Tag Archives: emigrant

Emigrant? What emigrant?

I didn’t think of myself as an emigrant when I left Dublin thirteen years ago. Ireland’s economy was only on the tip of the downswing, really, and in my mind emigrants were people who were sadly forced to leave their country because they couldn’t get a job. I had, in fact, just been laid off from my tech-sector editing position, but that was just part of my grand plan and very good timing, not remotely a disaster.

I was not remotely sad. I was excited; thrilled, actually. I was finally going to move in with my boyfriend. If I had to change countries to do it, well, that was just part of the adventure. I was a legal immigrant with a green card (lottery; third time lucky), so I wasn’t worried about finding a job. It didn’t have to be a career, because we wouldn’t be there for long; just a job of some sort to keep me busy and fed and clothed. My future was finally coming together the way I wanted it to.

There was one moment, on the plane, that gave me pause. I was filling in one of the customs forms and the space for “Country of Residence” made me think. Technically, I thought, nowhere. At this moment I do not reside anywhere but in this aeroplane. I’d moved out of my flat in Rathgar and was about to move into the boyfriend’s rental house in State College, Pennsylvania – he’d even kicked out his cheerful Albanian roommate to make space for me – but just now I was, let’s say, between abodes. Homeless, actually.

I don’t remember what I wrote for that answer. Probably Ireland, reasoning that my parents’ home was my de facto address in the absence of any other. But I’d been five years out of the family home and didn’t anticipate moving back into it any time soon.

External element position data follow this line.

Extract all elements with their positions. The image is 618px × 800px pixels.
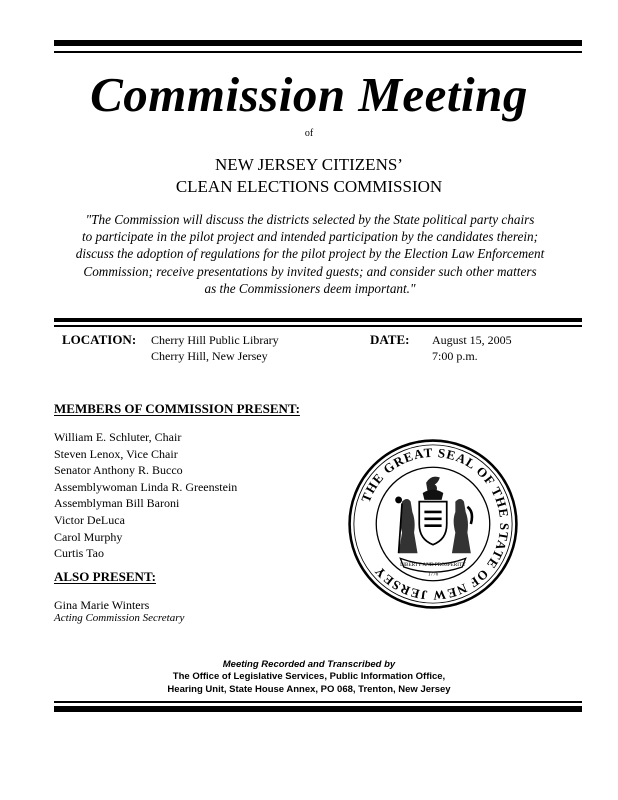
member-item: Steven Lenox, Vice Chair	[54, 446, 178, 461]
seal-motto: LIBERTY AND PROSPERITY	[400, 562, 466, 569]
mid-rule-thick	[54, 318, 582, 322]
meeting-description	[40, 211, 580, 297]
description-line: discuss the adoption of regulations for the pilot project by the Election Law Enforcement	[75, 246, 545, 262]
description-line: "The Commission will discuss the districts selected by the State political party chairs	[85, 212, 535, 227]
date-label: DATE:	[370, 332, 410, 347]
of-text: of	[304, 128, 314, 139]
seal-ring-text: THE GREAT SEAL OF THE STATE OF NEW JERSEY	[358, 445, 512, 603]
members-heading: MEMBERS OF COMMISSION PRESENT:	[54, 401, 300, 416]
member-item: Assemblywoman Linda R. Greenstein	[54, 479, 238, 494]
seal-year: 1776	[427, 571, 439, 578]
state-seal-image	[347, 438, 519, 610]
bottom-rule-thick	[54, 706, 582, 712]
mid-rule-thin	[54, 325, 582, 327]
organization-line: CLEAN ELECTIONS COMMISSION	[175, 177, 443, 196]
description-line: to participate in the pilot project and intended participation by the candidates therein;	[81, 229, 539, 245]
member-item: Assemblyman Bill Baroni	[54, 496, 180, 511]
member-item: William E. Schluter, Chair	[54, 430, 182, 444]
footer-credits	[0, 659, 618, 696]
also-present-name: Gina Marie Winters	[54, 598, 150, 612]
description-line: Commission; receive presentations by invited guests; and consider such other matters	[83, 263, 537, 279]
organization-line: NEW JERSEY CITIZENS’	[215, 155, 403, 174]
member-item: Senator Anthony R. Bucco	[54, 463, 183, 478]
also-present-role: Acting Commission Secretary	[54, 612, 185, 624]
date-line: 7:00 p.m.	[432, 349, 478, 363]
footer-line: The Office of Legislative Services, Public Information Office,	[172, 671, 446, 683]
members-list	[54, 429, 237, 562]
description-line: as the Commissioners deem important."	[204, 280, 416, 296]
member-item: Carol Murphy	[54, 529, 123, 544]
member-item: Curtis Tao	[54, 546, 104, 561]
member-item: Victor DeLuca	[54, 512, 125, 527]
footer-line: Hearing Unit, State House Annex, PO 068, Trenton, New Jersey	[167, 683, 451, 695]
bottom-rule-thin	[54, 701, 582, 703]
also-present-heading: ALSO PRESENT:	[54, 569, 156, 584]
top-rule-thick	[54, 40, 582, 46]
date-line: August 15, 2005	[432, 333, 512, 347]
location-line: Cherry Hill Public Library	[151, 333, 279, 347]
page-title: Commission Meeting	[90, 67, 528, 122]
date-value	[432, 332, 512, 364]
organization-name	[0, 154, 618, 198]
footer-line: Meeting Recorded and Transcribed by	[222, 659, 396, 670]
top-rule-thin	[54, 51, 582, 53]
location-line: Cherry Hill, New Jersey	[151, 349, 268, 363]
location-label: LOCATION:	[62, 332, 137, 347]
location-value	[151, 332, 279, 364]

An emigrant, though? That didn’t sound like me. I grew up in the 80s, when Ireland’s school- and college-leavers were jumping ship for America in droves, several of my older cousins among them. (Maybe they didn’t feel hounded out of the country by unemployment any more than I did: I think many left seeking adventure and freedom rather than anything else.) I wasn’t leaving for lack of a job – I left for love, and temporarily at that. “Three years, five at the most,” I said to my parents, who were a little downcast to lose their only child to another continent, but probably happy that this long-drawn-out romance would finally get a chance to come to something. And pragmatic: they’re pragmatic people above all.

I hadn’t ever seen myself emigrating. Maybe a couple of years in a foreign country, I had thought when they asked in school how many of us thought we’d emigrate – somewhere nice like France or Spain, I meant. Never America, which had gobbled up my cousins. I didn’t even want to visit America, for fear it would work its magic on me and I’d stay.

And it did. Or my boyfriend did. One or the other. Here I am. Married. Parenting. Citizened. Staying. Emigrant.

For now, anyway.


This post is partly by way of introduction to any new readers I may have, thanks to being longlisted for the Blog Awards Ireland 2015. Welcome!

Purple flavour

In Ireland and the UK, something purple is usually blackcurrant flavoured.

In the US, purple is usually grape.

Grape is a weird flavour. It doesn’t really taste of much, just artificialness. But it’s absolutely a legitimate flavour here. Blackcurrant, on the other hand, is delicious, much more so than the tiny fruits themselves, and all the best things are blackcurrant flavoured: Ribena, black wine gums, purple lollipops…

My children, to my eternal shame, do not like blackcurrant flavour. Because they’re American.

We’ve passed the point of no return, then. Even if we moved to Ireland tomorrow – which isn’t happening, I hasten to add – they’d probably never appreciate Ribena. They’re ruined now.

Someone told me once that 12 was the magic number. If you live somewhere else for twelve years, you won’t come back. I’ve been here for twelve and a half years.

Someone else, when we were home last month, asked me if it was strange to be back. I answered, as I always do, that the weirdest thing about being back is how weird it’s not. It feels perfectly normal, and it’s hard to remember that I have a life somewhere else. It still feels like that, even now after all those years. “That’s home, then, isn’t it?” my friend said sagely.

I did indulge myself in the What Ifs while we were there, especially in my hometown, on the playground, looking around at the children my kids’ ages, wondering what it would be like if we lived there. Because – here’s the thing – I didn’t marry someone from somewhere else. I married someone from home. If we lived in Ireland those same children would still be our children. Except they’d like blackcurrant flavour instead of grape.

But then I found myself in a café avoiding the eye of a girl I think I went to school with, because I sort of hate bumping into people. It’s just awkward. I’m awkward. I’m weird. And I’m happy where we are. If we lived in Ireland, maybe I’d be awkward again, with the weight of other people’s expectations all over me again. Here, I’m free.

It’s a cliche, but it’s true: I can be whoever I want in America. It’s harder to do that in the place you came from.

Be careful what you wish for, then. It might not make you happy.